Yes, it's hard to knock open source at the best of times without looking like the big bully, since it is free after all!, and these sneeky vendors know it. Well done for your article.

kurt wismer said...

well, i certainly don't want to knock open source, especially not open source in general as i use quite a bit of open source tools...

but the more i think about it, the more i'm convinced that in the open source world, quality requires that the community have talent to spare (ie. more talent than the commercial market can easily absorb)... there are so many commercial entities in the scanner market and so many more looking to break into it, i can't see where the spare talent for an open source project would come from unless perhaps there's a really talented iconoclast out there somewhere...

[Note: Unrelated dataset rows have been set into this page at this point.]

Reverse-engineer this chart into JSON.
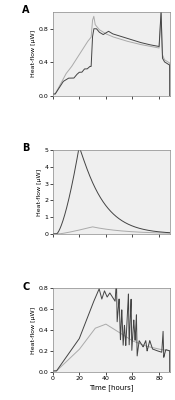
{
  "panel_labels": [
    "A",
    "B",
    "C"
  ],
  "xlabel": "Time [hours]",
  "ylabel": "Heat-flow [μW]",
  "xlim": [
    0,
    88
  ],
  "xticks": [
    0,
    20,
    40,
    60,
    80
  ],
  "panel_A": {
    "ylim": [
      0.0,
      1.0
    ],
    "yticks": [
      0.0,
      0.4,
      0.8
    ],
    "dark_color": "#444444",
    "light_color": "#aaaaaa"
  },
  "panel_B": {
    "ylim": [
      0,
      5
    ],
    "yticks": [
      0,
      1,
      2,
      3,
      4,
      5
    ],
    "dark_color": "#444444",
    "light_color": "#aaaaaa"
  },
  "panel_C": {
    "ylim": [
      0.0,
      0.8
    ],
    "yticks": [
      0.0,
      0.2,
      0.4,
      0.6,
      0.8
    ],
    "dark_color": "#444444",
    "light_color": "#aaaaaa"
  },
  "bg_color": "#efefef",
  "line_width": 0.7
}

thankfully that hasn't been a problem for browsers, operating systems, media players, office suites, etc... any market where there's relatively few players (strangely, just about anything microsoft has been in for an extended period of time) seems to have plenty of talent to spare...

Anonymous said...

I also use open source and would not knock 99% of open source products. I think you have misunderstood my post.
You ARE knocking an open source product.Don't be ashamed of it!Your reaction explains my point beautifully! It is politically incorrect to criticise, or be seen to criticise, ANY open source, and the vendor knows this, hence they get away with a highly dubious "test".

kurt wismer said...

it doesn't seem to me like they're getting away with anything... i'm not the only one pointing out the problems with the test... i'm just the only one so far who can touch this part of it without it sounding like sour grapes/vendor rivalry...